On 05/20/14 04:09, Bruce Adams wrote:
Hi, I've been tracking the latest releases of gcc since 4.7 or so
(variously interested in C++1y support, cilk and openmp). One thing
I've found hard to locate is information about planned inclusions for
future releases. As much relies on unpredictable community
contributions I don't expect there to be a concrete or reliable plan.
However, equally I'm sure the steering committee have some ideas over
what ought to be upcoming releases. Is this published anywhere?
The steering committee doesn't get involved in that aspect of
development. It's just not in the committee's charter.
There is no single roadmap for the GCC project and that's a direct
result of the decentralized development.
Looking forward to the next major GCC release (4.10 or 5.0):
At a high level, wrapping up the C++11 ABI transition is high on the
list for the next major GCC release. As is the ongoing efforts to clean
up the polymorphism in gimple (and maybe RTL). Those aren't really user
visible features, but they're a ton of work.
I'm hoping the Intel team can push the last remaining Cilk+ feature
through (Cilk_for). Jakub is working on Fortran support for OpenMP4.

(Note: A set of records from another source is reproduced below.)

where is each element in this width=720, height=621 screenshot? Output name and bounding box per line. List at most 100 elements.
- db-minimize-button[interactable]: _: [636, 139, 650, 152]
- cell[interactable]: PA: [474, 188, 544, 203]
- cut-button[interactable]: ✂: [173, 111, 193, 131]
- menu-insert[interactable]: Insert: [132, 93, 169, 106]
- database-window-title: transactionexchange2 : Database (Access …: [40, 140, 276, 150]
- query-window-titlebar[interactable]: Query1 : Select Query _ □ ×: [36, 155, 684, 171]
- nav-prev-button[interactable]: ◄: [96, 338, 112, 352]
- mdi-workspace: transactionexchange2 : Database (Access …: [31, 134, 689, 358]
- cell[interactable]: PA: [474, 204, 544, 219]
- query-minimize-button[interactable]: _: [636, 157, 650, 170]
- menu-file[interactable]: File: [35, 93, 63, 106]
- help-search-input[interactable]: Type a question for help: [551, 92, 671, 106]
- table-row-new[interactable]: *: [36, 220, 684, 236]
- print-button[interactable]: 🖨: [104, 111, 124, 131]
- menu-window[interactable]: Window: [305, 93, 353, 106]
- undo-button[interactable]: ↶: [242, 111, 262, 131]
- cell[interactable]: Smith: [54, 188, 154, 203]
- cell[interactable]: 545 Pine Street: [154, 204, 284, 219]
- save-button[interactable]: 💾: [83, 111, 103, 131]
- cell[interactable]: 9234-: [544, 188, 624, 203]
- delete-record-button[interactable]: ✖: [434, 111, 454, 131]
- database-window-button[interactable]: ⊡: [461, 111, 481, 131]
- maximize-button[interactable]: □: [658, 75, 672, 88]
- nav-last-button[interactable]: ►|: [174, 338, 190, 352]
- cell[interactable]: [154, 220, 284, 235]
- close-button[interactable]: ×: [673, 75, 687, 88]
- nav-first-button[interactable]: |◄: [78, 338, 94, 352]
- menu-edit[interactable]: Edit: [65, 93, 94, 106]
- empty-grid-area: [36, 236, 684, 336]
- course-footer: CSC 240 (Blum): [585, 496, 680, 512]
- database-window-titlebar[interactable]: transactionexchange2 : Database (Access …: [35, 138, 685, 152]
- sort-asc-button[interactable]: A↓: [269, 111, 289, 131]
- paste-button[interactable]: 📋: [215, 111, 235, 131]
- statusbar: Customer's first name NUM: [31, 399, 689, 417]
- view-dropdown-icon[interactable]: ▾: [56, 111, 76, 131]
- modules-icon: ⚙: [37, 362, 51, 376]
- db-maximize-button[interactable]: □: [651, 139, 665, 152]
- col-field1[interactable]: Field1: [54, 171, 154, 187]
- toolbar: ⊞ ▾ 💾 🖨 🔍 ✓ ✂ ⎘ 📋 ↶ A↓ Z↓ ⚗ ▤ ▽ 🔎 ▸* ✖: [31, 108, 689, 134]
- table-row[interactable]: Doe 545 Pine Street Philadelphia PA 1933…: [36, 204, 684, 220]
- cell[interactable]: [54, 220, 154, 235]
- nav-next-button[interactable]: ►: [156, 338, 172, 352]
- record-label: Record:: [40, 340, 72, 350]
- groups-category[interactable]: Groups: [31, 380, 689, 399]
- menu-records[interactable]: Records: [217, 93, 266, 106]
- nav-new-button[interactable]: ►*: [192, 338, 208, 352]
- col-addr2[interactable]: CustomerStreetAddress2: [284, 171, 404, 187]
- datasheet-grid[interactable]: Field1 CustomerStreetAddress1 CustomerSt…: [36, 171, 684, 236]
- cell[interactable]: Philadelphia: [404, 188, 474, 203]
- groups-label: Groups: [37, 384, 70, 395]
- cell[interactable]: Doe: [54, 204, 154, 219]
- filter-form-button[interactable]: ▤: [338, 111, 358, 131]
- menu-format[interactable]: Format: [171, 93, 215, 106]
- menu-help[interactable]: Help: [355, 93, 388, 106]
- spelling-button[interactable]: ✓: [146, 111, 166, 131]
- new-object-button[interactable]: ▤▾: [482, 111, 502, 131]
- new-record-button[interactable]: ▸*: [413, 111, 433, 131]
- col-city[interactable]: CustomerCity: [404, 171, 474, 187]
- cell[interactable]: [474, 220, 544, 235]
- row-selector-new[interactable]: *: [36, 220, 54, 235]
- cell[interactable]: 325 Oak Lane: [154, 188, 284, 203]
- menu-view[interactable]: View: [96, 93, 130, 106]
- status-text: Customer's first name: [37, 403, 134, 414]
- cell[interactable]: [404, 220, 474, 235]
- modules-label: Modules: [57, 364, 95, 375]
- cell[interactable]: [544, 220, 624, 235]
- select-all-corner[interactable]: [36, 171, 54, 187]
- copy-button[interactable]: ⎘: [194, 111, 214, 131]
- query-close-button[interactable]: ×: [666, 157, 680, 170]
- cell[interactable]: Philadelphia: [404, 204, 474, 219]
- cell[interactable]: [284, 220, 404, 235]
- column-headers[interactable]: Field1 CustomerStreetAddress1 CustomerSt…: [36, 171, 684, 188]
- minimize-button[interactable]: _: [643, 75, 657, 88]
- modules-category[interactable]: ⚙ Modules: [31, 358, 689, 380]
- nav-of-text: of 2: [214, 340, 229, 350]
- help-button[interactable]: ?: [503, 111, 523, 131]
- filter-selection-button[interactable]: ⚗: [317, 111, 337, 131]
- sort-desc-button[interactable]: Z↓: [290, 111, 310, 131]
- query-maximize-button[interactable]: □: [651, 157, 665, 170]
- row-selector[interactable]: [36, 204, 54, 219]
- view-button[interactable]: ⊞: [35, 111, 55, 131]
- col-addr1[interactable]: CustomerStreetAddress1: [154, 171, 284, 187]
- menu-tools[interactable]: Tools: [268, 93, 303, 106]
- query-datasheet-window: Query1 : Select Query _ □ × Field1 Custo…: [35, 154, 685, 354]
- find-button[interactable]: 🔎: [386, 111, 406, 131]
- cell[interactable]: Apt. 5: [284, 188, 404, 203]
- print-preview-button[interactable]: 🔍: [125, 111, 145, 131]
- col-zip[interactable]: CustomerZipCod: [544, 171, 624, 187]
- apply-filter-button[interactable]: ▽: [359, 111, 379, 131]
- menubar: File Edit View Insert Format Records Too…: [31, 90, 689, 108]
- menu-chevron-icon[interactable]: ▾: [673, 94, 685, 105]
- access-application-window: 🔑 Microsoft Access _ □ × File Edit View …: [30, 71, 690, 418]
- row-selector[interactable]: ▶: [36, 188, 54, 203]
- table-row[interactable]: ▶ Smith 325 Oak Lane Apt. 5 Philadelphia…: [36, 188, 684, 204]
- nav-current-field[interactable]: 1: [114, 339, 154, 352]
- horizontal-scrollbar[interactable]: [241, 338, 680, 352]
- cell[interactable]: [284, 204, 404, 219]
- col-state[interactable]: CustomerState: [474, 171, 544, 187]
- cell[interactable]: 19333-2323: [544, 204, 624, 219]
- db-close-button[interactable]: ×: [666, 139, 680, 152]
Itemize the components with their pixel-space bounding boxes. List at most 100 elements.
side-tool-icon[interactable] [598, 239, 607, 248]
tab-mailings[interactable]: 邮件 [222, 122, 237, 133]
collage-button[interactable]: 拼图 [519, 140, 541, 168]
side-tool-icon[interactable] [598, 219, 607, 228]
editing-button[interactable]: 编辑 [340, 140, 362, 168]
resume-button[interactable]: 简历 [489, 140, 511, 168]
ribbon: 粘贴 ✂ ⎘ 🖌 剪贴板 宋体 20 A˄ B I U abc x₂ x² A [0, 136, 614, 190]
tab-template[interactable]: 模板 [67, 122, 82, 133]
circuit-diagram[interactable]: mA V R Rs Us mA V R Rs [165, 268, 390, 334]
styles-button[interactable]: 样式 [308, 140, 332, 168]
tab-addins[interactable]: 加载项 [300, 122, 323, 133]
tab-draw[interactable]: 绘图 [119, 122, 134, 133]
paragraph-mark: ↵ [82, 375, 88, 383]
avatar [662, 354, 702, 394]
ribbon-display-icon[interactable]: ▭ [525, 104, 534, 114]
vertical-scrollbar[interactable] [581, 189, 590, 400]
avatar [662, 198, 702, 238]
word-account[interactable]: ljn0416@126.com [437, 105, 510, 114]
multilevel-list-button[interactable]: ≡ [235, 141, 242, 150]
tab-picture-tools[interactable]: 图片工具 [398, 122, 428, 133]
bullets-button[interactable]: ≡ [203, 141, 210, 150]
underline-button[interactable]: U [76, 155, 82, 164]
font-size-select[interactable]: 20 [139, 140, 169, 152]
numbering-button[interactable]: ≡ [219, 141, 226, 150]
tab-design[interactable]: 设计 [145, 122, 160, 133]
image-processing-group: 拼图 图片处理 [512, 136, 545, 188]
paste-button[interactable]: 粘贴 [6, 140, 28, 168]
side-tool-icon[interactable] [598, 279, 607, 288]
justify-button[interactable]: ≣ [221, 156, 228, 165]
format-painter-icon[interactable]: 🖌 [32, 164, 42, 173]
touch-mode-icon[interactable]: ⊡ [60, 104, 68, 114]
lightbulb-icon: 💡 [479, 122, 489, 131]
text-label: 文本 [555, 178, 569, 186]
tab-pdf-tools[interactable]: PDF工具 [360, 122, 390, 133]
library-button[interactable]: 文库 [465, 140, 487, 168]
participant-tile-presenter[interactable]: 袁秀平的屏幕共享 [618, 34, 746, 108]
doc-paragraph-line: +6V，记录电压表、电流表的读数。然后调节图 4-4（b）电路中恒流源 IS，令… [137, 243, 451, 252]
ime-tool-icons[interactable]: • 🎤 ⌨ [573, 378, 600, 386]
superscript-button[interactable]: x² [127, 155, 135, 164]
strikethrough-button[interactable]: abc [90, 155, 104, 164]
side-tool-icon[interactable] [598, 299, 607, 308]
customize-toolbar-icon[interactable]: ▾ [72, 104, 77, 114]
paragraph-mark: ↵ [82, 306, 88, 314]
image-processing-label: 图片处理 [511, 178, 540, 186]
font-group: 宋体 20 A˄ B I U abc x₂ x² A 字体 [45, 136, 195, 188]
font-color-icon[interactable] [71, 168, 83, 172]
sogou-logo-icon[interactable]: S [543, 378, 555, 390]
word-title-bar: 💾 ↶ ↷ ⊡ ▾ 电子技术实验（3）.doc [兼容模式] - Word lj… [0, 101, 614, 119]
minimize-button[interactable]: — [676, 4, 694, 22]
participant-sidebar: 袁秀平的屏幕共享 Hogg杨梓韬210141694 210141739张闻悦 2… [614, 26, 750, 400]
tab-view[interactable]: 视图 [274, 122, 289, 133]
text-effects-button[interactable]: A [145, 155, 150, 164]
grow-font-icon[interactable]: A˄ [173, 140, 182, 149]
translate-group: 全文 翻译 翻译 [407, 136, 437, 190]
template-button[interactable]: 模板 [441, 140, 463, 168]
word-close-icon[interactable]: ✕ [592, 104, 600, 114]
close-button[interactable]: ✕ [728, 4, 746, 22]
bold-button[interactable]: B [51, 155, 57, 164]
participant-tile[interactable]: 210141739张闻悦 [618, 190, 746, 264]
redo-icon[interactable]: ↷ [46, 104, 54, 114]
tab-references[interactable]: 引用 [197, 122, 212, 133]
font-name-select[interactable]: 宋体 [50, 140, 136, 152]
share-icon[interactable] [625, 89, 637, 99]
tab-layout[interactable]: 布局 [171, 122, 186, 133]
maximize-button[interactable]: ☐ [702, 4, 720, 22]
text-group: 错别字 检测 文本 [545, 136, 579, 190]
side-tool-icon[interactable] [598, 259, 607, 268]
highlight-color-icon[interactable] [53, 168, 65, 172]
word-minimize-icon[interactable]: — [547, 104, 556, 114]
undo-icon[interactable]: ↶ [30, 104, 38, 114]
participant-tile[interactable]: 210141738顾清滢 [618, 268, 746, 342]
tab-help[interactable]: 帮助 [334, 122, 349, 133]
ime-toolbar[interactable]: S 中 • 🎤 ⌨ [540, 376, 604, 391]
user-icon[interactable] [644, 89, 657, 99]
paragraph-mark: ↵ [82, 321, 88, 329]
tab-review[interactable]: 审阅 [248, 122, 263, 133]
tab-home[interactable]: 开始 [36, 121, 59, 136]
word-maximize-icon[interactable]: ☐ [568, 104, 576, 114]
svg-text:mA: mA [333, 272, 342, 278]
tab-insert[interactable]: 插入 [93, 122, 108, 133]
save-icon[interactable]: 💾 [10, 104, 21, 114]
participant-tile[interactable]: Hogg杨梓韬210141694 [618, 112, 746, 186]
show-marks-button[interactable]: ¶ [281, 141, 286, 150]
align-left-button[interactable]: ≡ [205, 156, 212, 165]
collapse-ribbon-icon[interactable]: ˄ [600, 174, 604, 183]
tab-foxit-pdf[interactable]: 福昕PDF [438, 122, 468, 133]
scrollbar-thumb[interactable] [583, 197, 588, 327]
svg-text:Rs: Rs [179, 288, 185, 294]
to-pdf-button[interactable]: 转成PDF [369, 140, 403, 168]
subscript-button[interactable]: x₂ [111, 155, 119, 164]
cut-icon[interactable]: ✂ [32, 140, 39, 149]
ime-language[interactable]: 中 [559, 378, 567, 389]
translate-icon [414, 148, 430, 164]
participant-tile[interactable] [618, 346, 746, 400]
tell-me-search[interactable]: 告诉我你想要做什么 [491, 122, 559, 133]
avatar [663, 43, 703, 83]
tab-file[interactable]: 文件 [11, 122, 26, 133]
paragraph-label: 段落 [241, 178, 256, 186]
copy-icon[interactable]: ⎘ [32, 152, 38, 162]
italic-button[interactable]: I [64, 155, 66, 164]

Others are working on OpenACC support.
Richi's work on folding looks promising, but I'm not sure of its
relative priority. There's work to bring AArch64 and Power 8 to first
class support... Honza's work on IPA, etc etc.
C++14 support will continue to land as bits are written.
I'm certainly missing lots of important stuff...
WRT to gcc-4.9.1, like most (all?) point releases, it's primarily meant
to address bugs in the prior release. I wouldn't expect significant
features to be appearing in 4.9.x releases.